V. Reservation of ownership

  1. The supplier reserves ownership of the delivered item until the receipt of all payments from the delivery contract.
  2. The supplier is entitled to insure the delivered items against theft, breakage, fire, water and other damage at the purchaser's expense insofar as the purchaser has not demonstrably taken out the insurances itself.
  3. The purchaser may neither sell, pledge nor collateralize the delivered item. It needs to inform the supplier immediately of any attachment, seizure or other third-party dispositions.
  4. If the purchaser acts in breach of contract, especially in the event of default, the supplier is entitled to take the delivered item back after giving notice, and the purchaser to surrender it.
  5. An application to institute insolvency proceedings entitles the supplier to withdraw from the contract and demand the immediate return of the delivered item.

VI. Claims for defects

For material defects and defects of title of the delivery, the supplier warrants the following, under exclusion of further claims and subject to section VII.:

Material defects: 

  1. All parts turning out to be defective as a consequence of circumstances preceding the transfer of risk need to be improved or replaced for free at the supplier's option. The discovery of such defects needs to be reported to the supplier immediately in writing. Replaced parts become the property of the supplier.
  2. Upon consultation with the supplier, the purchaser is required to provide the time and opportunity required to perform all the repairs and replacement deliveries deemed necessary by the supplier, with the supplier released from liability for the consequences arising from this otherwise. 
  3. Of the costs arising for the improvement and/or replacement delivery, the supplier covers – insofar as the complaint turns out to be justified – the costs of the replacement part including shipment as well as reasonable removal and installation costs and, where this can be justifiably demanded in the individual case, the costs for a possible required provision of its fitters and auxiliary staff.
  4. The purchaser is entitled to withdraw from the contract in keeping with the statutory provisions if the supplier – taking the statutory exemptions into account – allows a reasonable period to elapse fruitlessly that has been set for it for the subsequent improvement or replacement delivery owed to a quality defect.
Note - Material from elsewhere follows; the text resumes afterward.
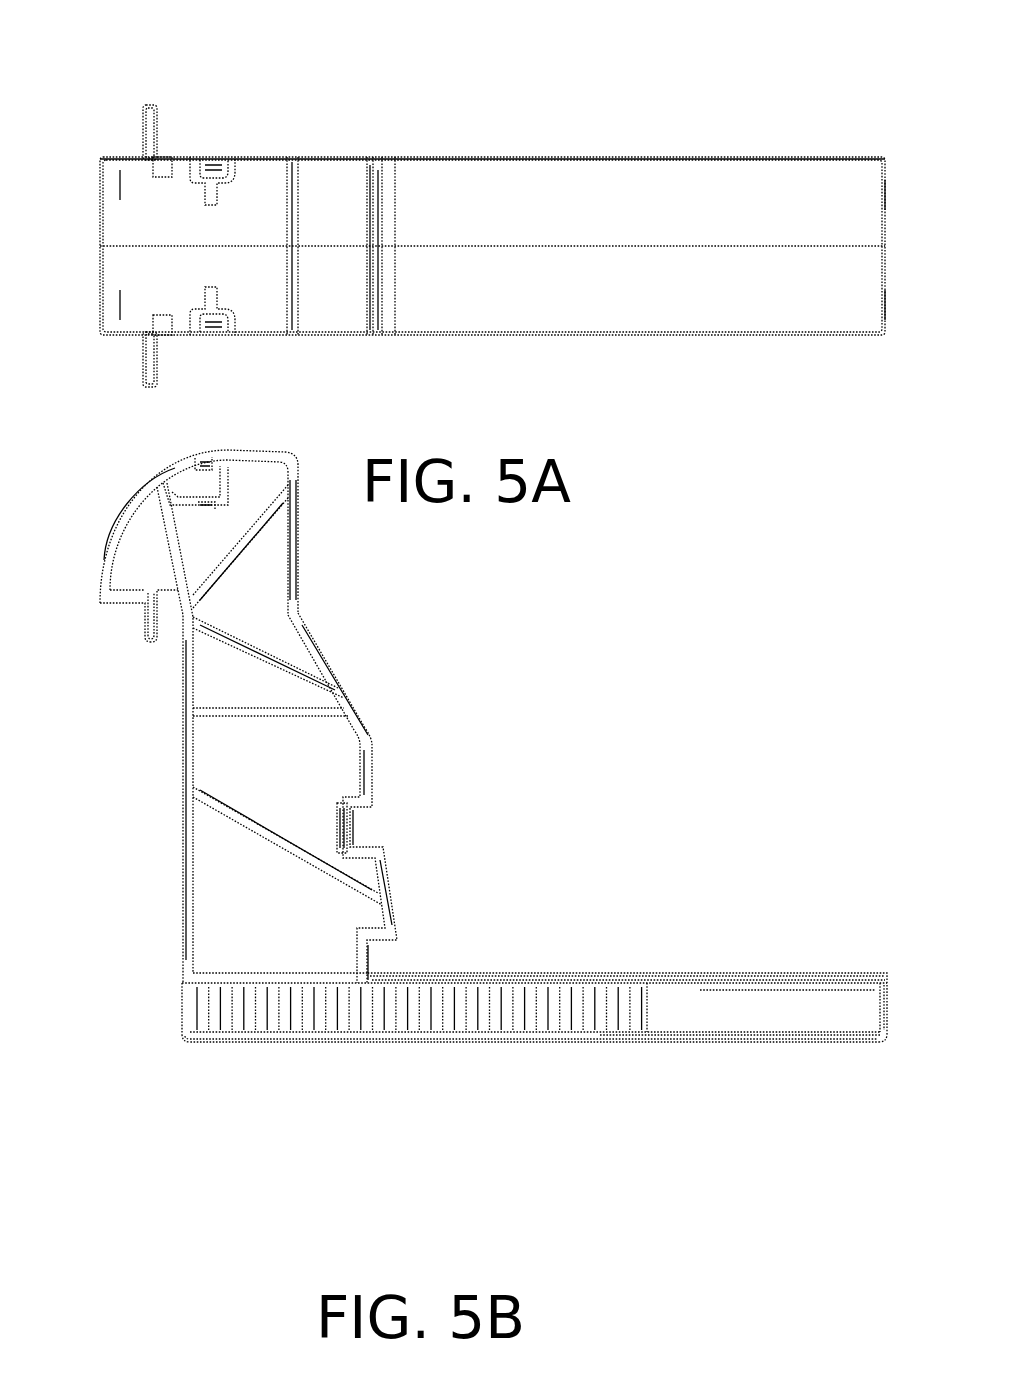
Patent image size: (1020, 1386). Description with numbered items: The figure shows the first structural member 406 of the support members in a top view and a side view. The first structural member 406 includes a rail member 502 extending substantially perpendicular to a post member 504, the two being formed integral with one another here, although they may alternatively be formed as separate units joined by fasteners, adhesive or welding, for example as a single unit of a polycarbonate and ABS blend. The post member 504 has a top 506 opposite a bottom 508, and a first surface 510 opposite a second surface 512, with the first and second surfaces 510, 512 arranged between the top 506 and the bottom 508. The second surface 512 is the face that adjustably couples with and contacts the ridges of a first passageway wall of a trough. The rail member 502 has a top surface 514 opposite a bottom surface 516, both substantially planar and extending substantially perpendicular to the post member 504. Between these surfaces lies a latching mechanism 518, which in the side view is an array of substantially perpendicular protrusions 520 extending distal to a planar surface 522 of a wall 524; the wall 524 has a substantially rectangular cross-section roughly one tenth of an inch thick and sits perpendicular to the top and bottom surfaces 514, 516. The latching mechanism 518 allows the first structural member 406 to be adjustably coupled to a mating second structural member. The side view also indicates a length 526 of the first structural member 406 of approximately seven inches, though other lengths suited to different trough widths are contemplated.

If the defect provided is merely minor, the purchaser is only entitled to reduce the contract price. The right to reduction of the contract price remains excluded in all other respects. Further claims derive from section VII. 2. of these terms and conditions.
  5. The warranty does not cover the following cases in particular: Inappropriate or incorrect use, faulty assembly and/or start-up by the purchaser or third parties, natural wear and tear, incorrect or negligent treatment, improper maintenance, unsuitable operating materials, deficient construction work, unsuitable building ground, chemical, electrochemical or electrical influencing factors – insofar as the supplier is not answerable for them.
  6. If the purchaser or a third party makes inappropriate improvements, the supplier will not be liable for the consequences arising from this.

The same applies to modifications of the delivered item performed without the supplier's previous approval.

VII. Liability

All claims of the costumer- regardless the legal ground - become time-barred after 12 Month

 VIII. Applicable law, place of jurisdiction

  1. The place of jurisdiction is the competent court for the supplier's principal place of business if the purchaser is a merchant, legal entity under public law or special fund under public law. The statutory provisions for the place of jurisdiction remain applicable in all other cases.

The supplier is entitled to file suits at the purchaser's principal place of business, however.